4.4. RT-qPCR Analysis

Undiluted cDNA was used as a template in a reaction containing a 0.3 mM final concentration for each primer and 1× FastStart SYBR Green master mix (total volume of 10 μL) (Applied Biosystems, Monza, Italy). PCR amplifications were performed in a ViiATM7 Real Time PCR System (Applied Biosystems, Monza, Italy) thermal cycler using the following thermal profile: 95 °C for 10 min, one cycle for cDNA denaturation; 95 °C for 15 s and 60 °C for 1 min, 40 cycles for amplification; 72 °C for 5 min, one cycle for final elongation; one cycle for melting curve analysis (from 60 °C to 95 °C) to verify the presence of a single product. Each assay included a no-template control for each primer pair. To capture intra-assay variability, all RT-qPCR reactions were carried out in triplicate. Fluorescence was measured using the ViiATM7 software (Applied Biosystems, Monza, Italy). The relative expression ratios were calculated from quantification cycles (Cq) through an efficiency (E) corrected calculation method (Etarget ΔCq target (Mean Control–Mean Sample)/Ereference ΔCq reference (Mean Control–Mean Sample)) [99,100] using REST software (Version updated 2009, Relative Expression Software Tool, Weihenstephan, Germany). The expression of each gene was analyzed and internally normalized against ubiquitin [101] and 18S rRNA [102,103]. Relative expression ratios above 1.5 were considered significant. Nonparametric Mann–Whitney test was applied to ∆Cq (Cq gene of interest—Cq reference) values between treated and control samples (n = 3). p-Values < 0.05 were considered significant. Statistical analyses were performed using GraphPad Prism Software (version 9.00 for Windows, GraphPad Software, La Jolla, CA, USA, www.graphpad.com, accessed on 1 February 2021).

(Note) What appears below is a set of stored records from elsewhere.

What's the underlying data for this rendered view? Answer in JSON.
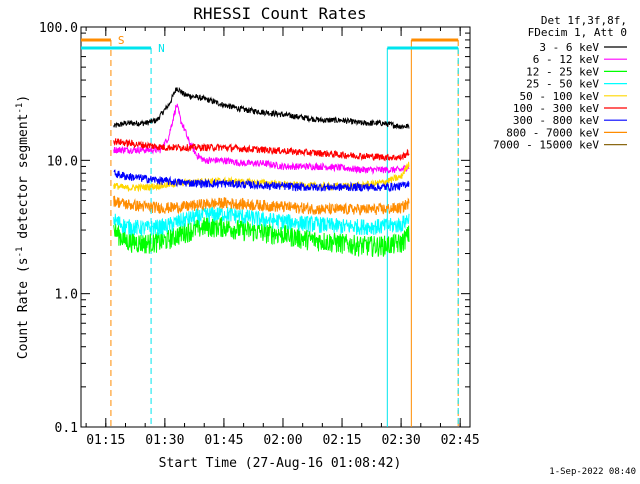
{
  "chart_data": {
    "type": "line",
    "title": "RHESSI Count Rates",
    "xlabel": "Start Time (27-Aug-16 01:08:42)",
    "ylabel_main": "Count Rate (s",
    "ylabel_sup1": "-1",
    "ylabel_mid": " detector segment",
    "ylabel_sup2": "-1",
    "ylabel_end": ")",
    "x_unit": "minutes of day",
    "xlim": [
      68.7,
      167.5
    ],
    "ylim": [
      0.1,
      100.0
    ],
    "y_scale": "log",
    "x_ticks": [
      {
        "value": 75,
        "label": "01:15"
      },
      {
        "value": 90,
        "label": "01:30"
      },
      {
        "value": 105,
        "label": "01:45"
      },
      {
        "value": 120,
        "label": "02:00"
      },
      {
        "value": 135,
        "label": "02:15"
      },
      {
        "value": 150,
        "label": "02:30"
      },
      {
        "value": 165,
        "label": "02:45"
      }
    ],
    "y_ticks": [
      {
        "value": 100.0,
        "label": "100.0"
      },
      {
        "value": 10.0,
        "label": "10.0"
      },
      {
        "value": 1.0,
        "label": "1.0"
      },
      {
        "value": 0.1,
        "label": "0.1"
      }
    ],
    "legend_header": [
      "Det 1f,3f,8f,",
      "FDecim 1, Att 0"
    ],
    "series": [
      {
        "name": "3 - 6 keV",
        "color": "#000000",
        "x": [
          77,
          80,
          85,
          88,
          91,
          92,
          93,
          94,
          95,
          100,
          105,
          110,
          115,
          120,
          125,
          130,
          135,
          140,
          145,
          150,
          152
        ],
        "y": [
          18,
          19,
          19,
          20,
          26,
          30,
          35,
          33,
          31,
          29,
          26,
          24,
          23,
          22,
          21,
          20,
          20,
          19,
          19,
          18,
          18
        ]
      },
      {
        "name": "6 - 12 keV",
        "color": "#ff00ff",
        "x": [
          77,
          80,
          85,
          89,
          91,
          92,
          93,
          94,
          96,
          98,
          100,
          105,
          110,
          115,
          120,
          125,
          130,
          135,
          140,
          145,
          150,
          152
        ],
        "y": [
          12,
          12,
          12,
          12,
          15,
          20,
          26,
          20,
          14,
          11,
          10,
          10,
          9.5,
          9.5,
          9,
          9,
          9,
          8.8,
          8.5,
          8.5,
          8.5,
          9
        ]
      },
      {
        "name": "12 - 25 keV",
        "color": "#00ff00",
        "x": [
          77,
          80,
          85,
          90,
          95,
          100,
          105,
          110,
          115,
          120,
          125,
          130,
          135,
          140,
          145,
          150,
          152
        ],
        "y": [
          3.0,
          2.5,
          2.4,
          2.5,
          2.9,
          3.2,
          3.2,
          3.0,
          2.9,
          2.8,
          2.6,
          2.5,
          2.4,
          2.3,
          2.3,
          2.4,
          2.8
        ]
      },
      {
        "name": "25 - 50 keV",
        "color": "#00ffff",
        "x": [
          77,
          80,
          85,
          90,
          95,
          100,
          105,
          110,
          115,
          120,
          125,
          130,
          135,
          140,
          145,
          150,
          152
        ],
        "y": [
          3.6,
          3.2,
          3.1,
          3.2,
          3.6,
          3.9,
          4.0,
          3.8,
          3.6,
          3.5,
          3.4,
          3.3,
          3.2,
          3.2,
          3.2,
          3.3,
          3.7
        ]
      },
      {
        "name": "50 - 100 keV",
        "color": "#ffd700",
        "x": [
          77,
          80,
          85,
          90,
          95,
          100,
          105,
          110,
          115,
          120,
          125,
          130,
          135,
          140,
          145,
          150,
          152
        ],
        "y": [
          6.5,
          6.2,
          6.3,
          6.5,
          6.8,
          7.0,
          7.0,
          6.9,
          6.8,
          6.6,
          6.5,
          6.4,
          6.4,
          6.5,
          6.8,
          7.5,
          9.5
        ]
      },
      {
        "name": "100 - 300 keV",
        "color": "#ff0000",
        "x": [
          77,
          80,
          85,
          90,
          95,
          100,
          105,
          110,
          115,
          120,
          125,
          130,
          135,
          140,
          145,
          150,
          152
        ],
        "y": [
          14,
          13.5,
          13,
          12.5,
          12.5,
          12.5,
          12.5,
          12.2,
          12,
          11.8,
          11.5,
          11.3,
          11,
          10.8,
          10.6,
          10.5,
          11.5
        ]
      },
      {
        "name": "300 - 800 keV",
        "color": "#0000ff",
        "x": [
          77,
          80,
          85,
          90,
          95,
          100,
          105,
          110,
          115,
          120,
          125,
          130,
          135,
          140,
          145,
          150,
          152
        ],
        "y": [
          8.0,
          7.6,
          7.3,
          7.0,
          6.8,
          6.7,
          6.7,
          6.6,
          6.5,
          6.4,
          6.3,
          6.3,
          6.3,
          6.3,
          6.3,
          6.4,
          6.8
        ]
      },
      {
        "name": "800 - 7000 keV",
        "color": "#ff8c00",
        "x": [
          77,
          80,
          85,
          90,
          95,
          100,
          105,
          110,
          115,
          120,
          125,
          130,
          135,
          140,
          145,
          150,
          152
        ],
        "y": [
          5.0,
          4.7,
          4.5,
          4.4,
          4.5,
          4.7,
          4.8,
          4.7,
          4.6,
          4.5,
          4.4,
          4.3,
          4.3,
          4.3,
          4.3,
          4.4,
          4.8
        ]
      },
      {
        "name": "7000 - 15000 keV",
        "color": "#8b6914",
        "x": [],
        "y": []
      }
    ],
    "attenuator_markers": [
      {
        "label": "S",
        "color": "#ff8c00",
        "bar_start": 68.7,
        "bar_end": 76.3,
        "dashed_at": [
          76.3,
          164.5
        ],
        "bar2_start": 152.6,
        "bar2_end": 164.5,
        "solid_at": [
          152.6
        ]
      },
      {
        "label": "N",
        "color": "#00e5ee",
        "bar_start": 68.7,
        "bar_end": 86.5,
        "dashed_at": [
          86.5,
          164.5
        ],
        "bar2_start": 146.5,
        "bar2_end": 164.5,
        "solid_at": [
          146.5
        ]
      }
    ],
    "grid": false,
    "legend_position": "right"
  },
  "footer": {
    "timestamp": "1-Sep-2022 08:40"
  }
}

Fold change values were represented through a Heatmap generated by Heatmapper Software (http://www.heatmapper.ca/ (accessed on 5 February 2021); [104]). Values were scaled up by column and hierarchical clustering was performed on rows by a routine adopting the Average Linkage method considering the Euclidean Distances.

4.5. Gene Networks

An interactomic analysis was performed by NetworkAnalyst 3.0 software [93] available at https://www.networkanalyst.ca/ (accessed on 8 March 2021), using STRING interactome of protein–protein interactions [94]. Human orthologs of selected genes were used to compute the network analysis. The most significant relations among genes (confidence score cut-off = 900) displaying experimental evidence were highlighted.